- Location: Guadalupe County, Texas
- Coordinates: 29°32.86′N 98°0.49′W﻿ / ﻿29.54767°N 98.00817°W
- Type: reservoir
- Primary inflows: Guadalupe River
- Primary outflows: Guadalupe River
- Basin countries: United States
- Surface area: 198 acres (80 ha)
- Max. depth: 40 ft (12 m)
- Water volume: 2,624 acre⋅ft (0.003237 km^{3})
- Surface elevation: 498 ft (152 m)

= Lake Placid (Texas) =

Lake Placid is a reservoir on the Guadalupe River 1/2 mi southwest of the town of Seguin in Guadalupe County, Texas. The reservoir was formed in 1928 by the construction of a dam on the river. Management of the dam and lake was assumed by the Guadalupe-Blanco River Authority on May 1, 1963. Lake Placid is a venue for outdoor recreation, including fishing, boating, and swimming.

==Fish and plant life==
Lake Placid has been stocked with species of fish intended to improve the utility of the reservoir for recreational fishing.
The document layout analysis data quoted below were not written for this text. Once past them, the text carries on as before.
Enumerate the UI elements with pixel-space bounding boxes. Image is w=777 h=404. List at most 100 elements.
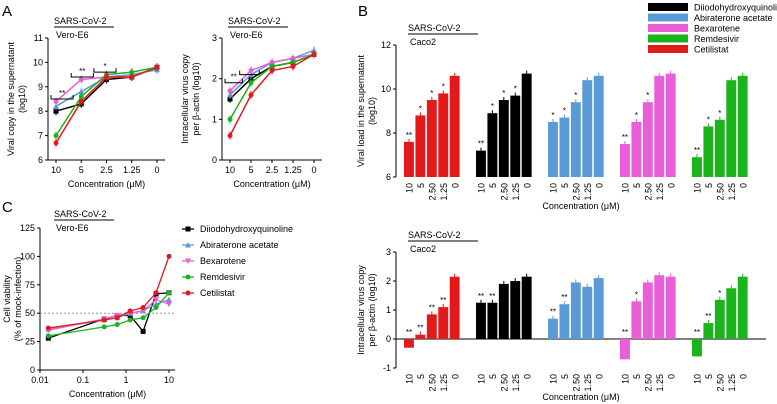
b-b2-bar-bexarotene-5 (631, 301, 642, 339)
b-b1-sig-cetilistat-1: * (419, 104, 422, 113)
b-b2-xtick-label-bexarotene-0: 0 (666, 374, 676, 379)
a-a2-point-cetilistat-1 (248, 92, 254, 98)
a-a1-point-abiraterone-acetate-1 (78, 88, 85, 95)
legend-b-label-bexarotene: Bexarotene (694, 24, 740, 34)
a-a1-cell-label: Vero-E6 (56, 30, 89, 40)
a-a1-ylabel-line2: (log10) (17, 85, 27, 113)
b-b2-bar-abiraterone-acetate-10 (548, 318, 558, 339)
b-b1-xtick-label-abiraterone-acetate-2-50: 2.50 (572, 183, 582, 201)
b-b1-sig-abiraterone-acetate-0: * (551, 111, 554, 120)
a-a1-sig-bracket-label-2: * (103, 62, 106, 71)
b-b2-bar-diiodohydroxyquinoline-10 (476, 302, 486, 339)
legend-b-label-remdesivir: Remdesivir (694, 34, 739, 44)
legend-b-label-cetilistat: Cetilistat (694, 45, 729, 55)
c-xtick-label-1: 1 (123, 375, 128, 385)
a-a2-sig-bracket-0 (224, 78, 243, 84)
b-b1-xtick-label-diiodohydroxyquinoline-0: 0 (522, 183, 532, 188)
a-a2-point-abiraterone-acetate-4 (311, 47, 317, 53)
b-b2-bar-cetilistat-1-25 (438, 307, 449, 339)
a-a2-point-bexarotene-1 (248, 68, 254, 74)
a-a2-point-bexarotene-2 (269, 59, 275, 65)
b-b2-sig-remdesivir-1: ** (705, 312, 711, 321)
b-b1-bar-abiraterone-acetate-0 (593, 75, 604, 177)
c-legend-label-abiraterone-acetate: Abiraterone acetate (200, 240, 279, 250)
c-legend-marker-cetilistat (185, 290, 191, 296)
b-b1-bar-bexarotene-10 (620, 144, 630, 177)
c-point-cetilistat-1 (101, 317, 107, 323)
b-b2-xtick-label-abiraterone-acetate-2-50: 2.50 (572, 374, 582, 392)
b-b1-xtick-label-cetilistat-5: 5 (416, 183, 426, 188)
b-b2-bar-bexarotene-1-25 (654, 275, 665, 339)
b-b2-xlabel: Concentration (μM) (542, 392, 619, 402)
a-a1-xtick-label-0: 0 (154, 165, 159, 175)
b-b1-sig-abiraterone-acetate-2: * (574, 91, 577, 100)
b-b1-sig-diiodohydroxyquinoline-0: ** (478, 140, 484, 149)
c-cell-label: Vero-E6 (56, 223, 89, 233)
b-b1-xtick-label-diiodohydroxyquinoline-2-50: 2.50 (500, 183, 510, 201)
b-b1-bar-remdesivir-2-50 (714, 119, 725, 177)
b-b2-bar-remdesivir-0 (737, 276, 748, 339)
b-b1-xtick-label-cetilistat-0: 0 (450, 183, 460, 188)
a-a2-point-bexarotene-3 (290, 55, 296, 61)
b-b1-xtick-label-remdesivir-1-25: 1.25 (727, 183, 737, 201)
b-b1-xtick-label-cetilistat-2-50: 2.50 (428, 183, 438, 201)
c-point-remdesivir-4 (140, 315, 146, 321)
c-xtick-label-10: 10 (164, 375, 174, 385)
a-a1-ytick-label-9: 9 (38, 82, 43, 92)
a-a2-point-cetilistat-3 (290, 63, 296, 69)
b-b2-xtick-label-remdesivir-10: 10 (693, 374, 703, 384)
b-b2-bar-bexarotene-10 (620, 339, 630, 360)
c-point-cetilistat-5 (153, 290, 159, 296)
b-b1-sig-bexarotene-1: * (635, 111, 638, 120)
c-point-remdesivir-3 (127, 317, 133, 323)
c-point-remdesivir-0 (45, 333, 51, 339)
b-b1-bar-diiodohydroxyquinoline-0 (521, 73, 532, 177)
b-b1-xtick-label-abiraterone-acetate-10: 10 (549, 183, 559, 193)
b-b1-bar-bexarotene-1-25 (654, 75, 665, 177)
b-b2-bar-abiraterone-acetate-2-50 (570, 282, 581, 339)
b-b2-xtick-label-bexarotene-2-50: 2.50 (644, 374, 654, 392)
b-b2-bar-diiodohydroxyquinoline-0 (521, 276, 532, 339)
a-a2-sig-bracket-1 (239, 70, 260, 76)
a-a1-xtick-label-1-25: 1.25 (123, 165, 141, 175)
a-a1-sig-bracket-2 (93, 68, 117, 73)
b-b1-bar-remdesivir-10 (692, 157, 702, 177)
c-point-cetilistat-2 (114, 315, 120, 321)
b-b2-xtick-label-diiodohydroxyquinoline-2-50: 2.50 (500, 374, 510, 392)
c-point-diiodohydroxyquinoline-4 (140, 328, 146, 334)
a-a1-sig-bracket-0 (50, 95, 74, 100)
b-b1-bar-remdesivir-0 (737, 75, 748, 177)
a-a2-point-bexarotene-0 (227, 88, 233, 94)
c-point-remdesivir-5 (153, 305, 159, 311)
b-b2-sig-bexarotene-0: ** (622, 328, 628, 337)
b-b1-bar-abiraterone-acetate-2-50 (570, 102, 581, 177)
a-a2-xtick-label-5: 5 (248, 165, 253, 175)
b-b2-xtick-label-abiraterone-acetate-10: 10 (549, 374, 559, 384)
b-b1-sig-cetilistat-2: * (430, 89, 433, 98)
b-b2-bar-cetilistat-5 (415, 334, 426, 339)
a-a1-ytick-label-8: 8 (38, 106, 43, 116)
c-point-cetilistat-3 (127, 308, 133, 314)
c-point-abiraterone-acetate-6 (166, 296, 172, 303)
a-a1-xlabel: Concentration (μM) (68, 179, 145, 189)
a-a2-xtick-label-2-5: 2.5 (266, 165, 279, 175)
c-legend-marker-bexarotene (185, 258, 191, 264)
b-b1-ytick-label-6: 6 (386, 172, 391, 182)
b-b2-xtick-label-bexarotene-5: 5 (632, 374, 642, 379)
b-b1-xtick-label-abiraterone-acetate-0: 0 (594, 183, 604, 188)
chart-c-cell-viability: 0 25 50 75 100 125 0.01 0.1 1 10 Concentration (μM… (2, 209, 293, 399)
c-point-remdesivir-1 (101, 324, 107, 330)
b-b2-sig-remdesivir-2: * (718, 289, 721, 298)
c-xtick-label-0-01: 0.01 (31, 375, 49, 385)
b-b1-xtick-label-diiodohydroxyquinoline-10: 10 (477, 183, 487, 193)
c-point-cetilistat-6 (166, 253, 172, 259)
legend-b-swatch-remdesivir (648, 34, 688, 43)
b-b2-sig-abiraterone-acetate-0: ** (550, 308, 556, 317)
a-a2-ylabel-line1: Intracellular virus copy (180, 54, 190, 144)
b-b1-bar-diiodohydroxyquinoline-10 (476, 150, 486, 177)
b-b1-bar-abiraterone-acetate-10 (548, 122, 558, 177)
b-b1-xtick-label-remdesivir-5: 5 (704, 183, 714, 188)
b-b1-xtick-label-remdesivir-10: 10 (693, 183, 703, 193)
Fish present in Lake Placid include catfish, white crappie, sunfish, and largemouth and spotted bass. Vegetation in the lake includes cattail, pondweed, American lotus, spatterdock, rushes, water hyacinth, water lettuce, and hydrilla.

==Recreational uses==
The only free public boat ramp and lake access is available off exit 605 of Interstate Highway 10.